SDV
SDV copied to clipboard
PAR Diagnostic is not 1.0 for datetime context columns
Environment Details
Please indicate the following details about the environment in which you found the bug:
- SDV version: 1.12.0
- Python version: 3.12
- Operating System: Linux
Error Description
As originally described by @Ng-ms in #2004: When there was a datetime context column, the min/max bounds for the synthesized data were outside the observed range from the real data. This is causing the BoundaryAdherence score to be <1.0 for that context column.
Steps to reproduce
Note that the dataset is not available for privacy reasons. The SDV team will try to replicate this with SDV demo data.
min_max_scaler = MinMaxScaler()
df[numeric_columns] = min_max_scaler.fit_transform(df[numeric_columns])
df[date_columns] = df[date_columns].apply(pd.to_datetime,format='%d/%m/%Y', errors= 'coerce')

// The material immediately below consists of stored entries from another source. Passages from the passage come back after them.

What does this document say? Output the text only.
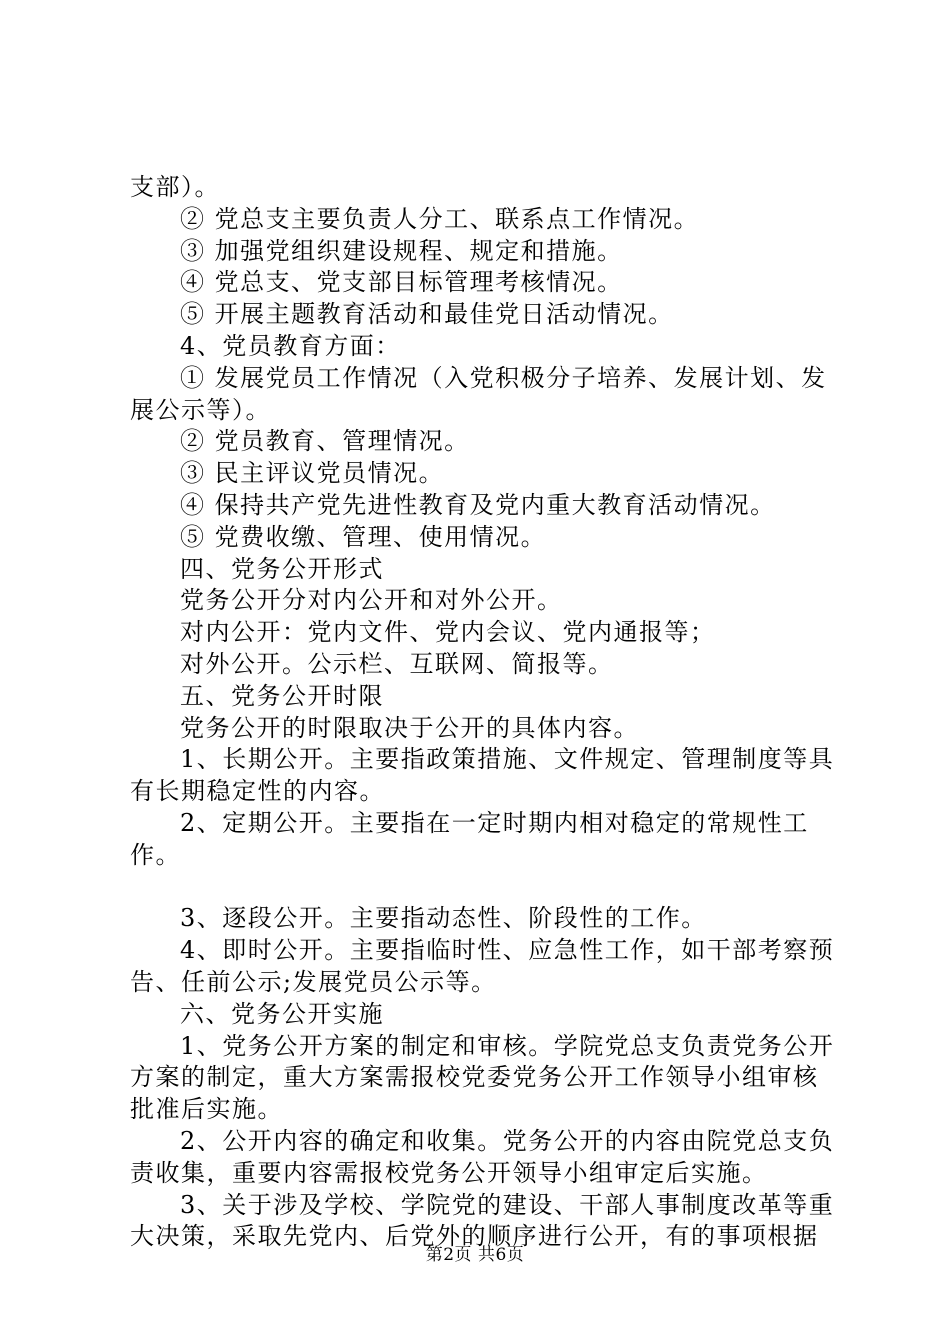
支部）。

② 党总支主要负责人分工、联系点工作情况。

③ 加强党组织建设规程、规定和措施。

④ 党总支、党支部目标管理考核情况。

⑤ 开展主题教育活动和最佳党日活动情况。

4、党员教育方面：

① 发展党员工作情况（入党积极分子培养、发展计划、发展公示等）。

② 党员教育、管理情况。

③ 民主评议党员情况。

④ 保持共产党先进性教育及党内重大教育活动情况。

⑤ 党费收缴、管理、使用情况。

四、党务公开形式

党务公开分对内公开和对外公开。

对内公开：党内文件、党内会议、党内通报等；

对外公开。公示栏、互联网、简报等。

五、党务公开时限

党务公开的时限取决于公开的具体内容。

1、长期公开。主要指政策措施、文件规定、管理制度等具有长期稳定性的内容。

2、定期公开。主要指在一定时期内相对稳定的常规性工作。

3、逐段公开。主要指动态性、阶段性的工作。

4、即时公开。主要指临时性、应急性工作，如干部考察预告、任前公示;发展党员公示等。

六、党务公开实施

1、党务公开方案的制定和审核。学院党总支负责党务公开方案的制定，重大方案需报校党委党务公开工作领导小组审核批准后实施。

2、公开内容的确定和收集。党务公开的内容由院党总支负责收集，重要内容需报校党务公开领导小组审定后实施。

3、关于涉及学校、学院党的建设、干部人事制度改革等重大决策，采取先党内、后党外的顺序进行公开，有的事项根据

第2页 共6页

df['pre_date'] = pd.to_datetime(df['pre_date'], unit= 'ns').astype(int)
metadata.set_sequence_index(column_name='visit_date')
synthesizer = PARSynthesizer(metadata,epochs=1000, context_columns= ['pre_date',sex,'Cod',], verbose=True, enforce_min_max_values=True, enforce_rounding=True, cuda=True)
synthesizer.fit(df)
synthetic_data = synthesizer.sample(num_sequences=4000,sequence_length=None)
Diagnostic score output:
For this issue let's just focus on the fact that context column pre_date has a score <1.0. There is a separate issue for the sequence index visit_date.

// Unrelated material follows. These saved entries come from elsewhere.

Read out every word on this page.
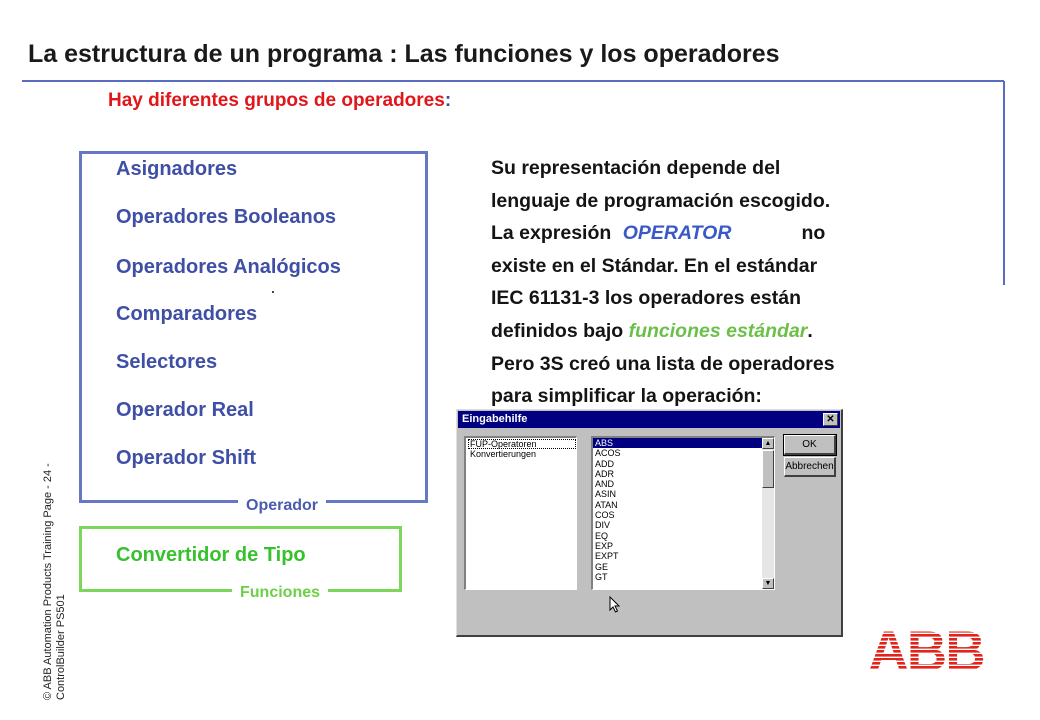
La estructura de un programa : Las funciones y los operadores
Hay diferentes grupos de operadores:
Operador
Asignadores
Operadores Booleanos
Operadores Analógicos
Comparadores
Selectores
Operador Real
Operador Shift
Convertidor de Tipo
Funciones
Su representación depende del
lenguaje de programación escogido.
La expresión OPERATOR	no
existe en el Stándar. En el estándar
IEC 61131-3 los operadores están
definidos bajo funciones estándar.
Pero 3S creó una lista de operadores
para simplificar la operación:
Eingabehilfe	✕
FUP-Operatoren
Konvertierungen
ABS
ACOS
ADD
ADR
AND
ASIN
ATAN
COS
DIV
EQ
EXP
EXPT
GE
GT
▲
▼
OK
Abbrechen
© ABB Automation Products Training Page - 24 - ControlBuilder PS501	ABB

I'm not able to reproduce this issue using our demo datasets (or even using randomly generated data).
I'll leave this issue open if someone is able to come along and share code to help us reproduce this issue! @ng-ms
Closing this issue off as unable to replicate. If anyone else runs into this, please feel free to reply below with some code to replicate it -- we can always re-open to investigate.